Oui, mais...le marché peut-il aujourd'hui se satisfaire d'un appareil natif A4, alors que la tendance artistique est de plus en plus à exposer en format A2 - démocratisation des imprimantes oblige - voire plus grand ? C'est ce qui a incité Sigma a intégrer pour le meilleur ou pour le pire, divers systèmes d'interpolation (l'interpolation crée des pixels artificiels à partir des informations de chaque pixels d'origine et de ses voisins) en JPG dans le boîtier, et en RAW par le logiciel Sigma Photo. Paradoxalement, il arrive pourtant que les systèmes d'interpolation intégrés aux logiciels d'imprimantes (les RIP) ou par logiciel spécialisés (Genuine Fractals) soient plus usités par les professionnels que l'interpolation boîtier.
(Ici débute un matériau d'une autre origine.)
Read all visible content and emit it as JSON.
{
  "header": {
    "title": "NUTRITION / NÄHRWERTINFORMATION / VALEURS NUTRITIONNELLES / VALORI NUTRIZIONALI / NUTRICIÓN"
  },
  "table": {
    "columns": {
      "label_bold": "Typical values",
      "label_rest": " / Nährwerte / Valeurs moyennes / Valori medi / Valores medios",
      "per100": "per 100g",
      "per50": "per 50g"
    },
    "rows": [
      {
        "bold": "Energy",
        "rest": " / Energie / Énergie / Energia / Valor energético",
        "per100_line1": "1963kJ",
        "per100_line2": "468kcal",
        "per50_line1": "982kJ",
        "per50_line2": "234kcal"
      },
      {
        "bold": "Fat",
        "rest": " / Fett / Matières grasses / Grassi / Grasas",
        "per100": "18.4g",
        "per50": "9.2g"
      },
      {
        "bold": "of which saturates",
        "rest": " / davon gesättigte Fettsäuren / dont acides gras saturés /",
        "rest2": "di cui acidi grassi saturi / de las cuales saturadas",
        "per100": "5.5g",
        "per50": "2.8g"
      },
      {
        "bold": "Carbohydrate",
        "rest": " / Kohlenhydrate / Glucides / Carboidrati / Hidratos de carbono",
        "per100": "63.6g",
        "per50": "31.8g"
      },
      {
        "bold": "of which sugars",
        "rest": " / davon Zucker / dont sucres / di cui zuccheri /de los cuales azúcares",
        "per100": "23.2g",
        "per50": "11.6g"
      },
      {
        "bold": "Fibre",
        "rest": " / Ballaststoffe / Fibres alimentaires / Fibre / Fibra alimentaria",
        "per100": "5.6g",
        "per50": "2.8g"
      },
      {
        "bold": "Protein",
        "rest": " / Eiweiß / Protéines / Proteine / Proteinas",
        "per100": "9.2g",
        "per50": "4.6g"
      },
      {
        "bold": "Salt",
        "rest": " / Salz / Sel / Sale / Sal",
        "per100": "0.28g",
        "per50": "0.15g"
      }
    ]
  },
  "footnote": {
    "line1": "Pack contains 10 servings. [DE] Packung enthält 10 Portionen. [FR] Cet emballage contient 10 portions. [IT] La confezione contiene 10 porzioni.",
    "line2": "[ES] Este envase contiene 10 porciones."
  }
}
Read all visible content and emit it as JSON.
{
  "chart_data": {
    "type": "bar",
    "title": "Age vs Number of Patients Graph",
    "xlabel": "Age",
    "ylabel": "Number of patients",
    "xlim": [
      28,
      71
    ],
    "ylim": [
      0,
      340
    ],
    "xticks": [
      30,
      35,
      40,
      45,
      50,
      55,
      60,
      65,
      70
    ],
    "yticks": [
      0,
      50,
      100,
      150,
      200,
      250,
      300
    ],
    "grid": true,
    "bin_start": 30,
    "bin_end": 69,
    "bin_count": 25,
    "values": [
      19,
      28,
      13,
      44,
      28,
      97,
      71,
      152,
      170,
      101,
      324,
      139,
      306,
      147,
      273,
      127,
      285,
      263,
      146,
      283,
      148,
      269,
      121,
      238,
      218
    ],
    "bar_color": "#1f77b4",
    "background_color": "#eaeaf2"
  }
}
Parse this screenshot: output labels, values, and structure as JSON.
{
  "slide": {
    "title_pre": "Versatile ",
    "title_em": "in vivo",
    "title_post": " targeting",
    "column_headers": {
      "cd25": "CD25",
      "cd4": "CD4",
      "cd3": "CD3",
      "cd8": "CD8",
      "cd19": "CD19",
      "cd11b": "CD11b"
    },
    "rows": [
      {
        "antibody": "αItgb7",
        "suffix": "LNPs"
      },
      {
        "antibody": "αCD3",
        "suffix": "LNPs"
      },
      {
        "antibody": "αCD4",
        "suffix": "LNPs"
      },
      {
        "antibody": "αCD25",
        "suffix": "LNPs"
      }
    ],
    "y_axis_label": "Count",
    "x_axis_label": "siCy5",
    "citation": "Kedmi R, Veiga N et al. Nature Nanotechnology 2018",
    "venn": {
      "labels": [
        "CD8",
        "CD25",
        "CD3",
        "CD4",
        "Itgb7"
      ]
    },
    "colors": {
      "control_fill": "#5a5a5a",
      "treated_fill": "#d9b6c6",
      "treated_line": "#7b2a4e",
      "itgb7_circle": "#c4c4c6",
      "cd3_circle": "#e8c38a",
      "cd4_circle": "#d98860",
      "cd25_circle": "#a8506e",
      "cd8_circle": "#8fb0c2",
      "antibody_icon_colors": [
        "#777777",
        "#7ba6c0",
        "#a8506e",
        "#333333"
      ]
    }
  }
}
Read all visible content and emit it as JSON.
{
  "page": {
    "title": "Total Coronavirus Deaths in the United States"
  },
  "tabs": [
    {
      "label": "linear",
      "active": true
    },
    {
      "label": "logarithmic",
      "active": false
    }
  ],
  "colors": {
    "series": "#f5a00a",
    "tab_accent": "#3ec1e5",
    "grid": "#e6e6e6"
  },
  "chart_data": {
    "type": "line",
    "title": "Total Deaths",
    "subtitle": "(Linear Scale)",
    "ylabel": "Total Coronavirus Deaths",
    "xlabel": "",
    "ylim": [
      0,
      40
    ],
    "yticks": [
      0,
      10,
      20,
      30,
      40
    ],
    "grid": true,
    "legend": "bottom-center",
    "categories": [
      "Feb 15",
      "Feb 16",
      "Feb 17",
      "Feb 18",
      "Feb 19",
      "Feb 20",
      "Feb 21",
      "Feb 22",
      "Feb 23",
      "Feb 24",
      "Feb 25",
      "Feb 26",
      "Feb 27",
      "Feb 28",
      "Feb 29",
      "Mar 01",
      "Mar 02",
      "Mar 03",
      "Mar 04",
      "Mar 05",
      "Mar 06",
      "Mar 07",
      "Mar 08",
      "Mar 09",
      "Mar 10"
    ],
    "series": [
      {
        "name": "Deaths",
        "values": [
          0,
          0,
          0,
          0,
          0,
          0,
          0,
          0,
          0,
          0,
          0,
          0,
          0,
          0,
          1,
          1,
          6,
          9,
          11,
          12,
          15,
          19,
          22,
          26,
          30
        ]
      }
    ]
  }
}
Mais le traitement interne boîtier permet de disposer immédiatement d'une image que l'on peut tirer en grand format sans passer par un post-traitement. Seulement, j'ai eu l'impression au cours des essais que le système y allait peut-être un peu fort:
- en JPG, le format
interpolé est de 4608 x 3072 pixels, soit 14,1 Mpix. Deux pixels
sont créés pour un pixel d'origine;
- en RAW, le format
interpolé est de 5280 x 3520 pixels, soit 18,6 Mix...trois pixels
créés pour un pixel d'origine !
Crop en "résolution double" avec le logiciel Sigma Photo sur un RAW
On voit ci-dessus que cette résolution impressionnante s'accompagne de crênelage et de quadrillages sur certaines structures, et qu'il me semble imprudent d'aller si loin dans l'agrandissement ! Le logiciel Sigma Photo Pro 3 indique à cet égard qu'il travaille en résolution double...erreur, il double chaque dimension du fichier, soit au final une résolution quadruple ! Cependant, l'examen de tirages grand format effectués à partir de fichiers du SD14 ne montre pas de tels artefacts...mystère !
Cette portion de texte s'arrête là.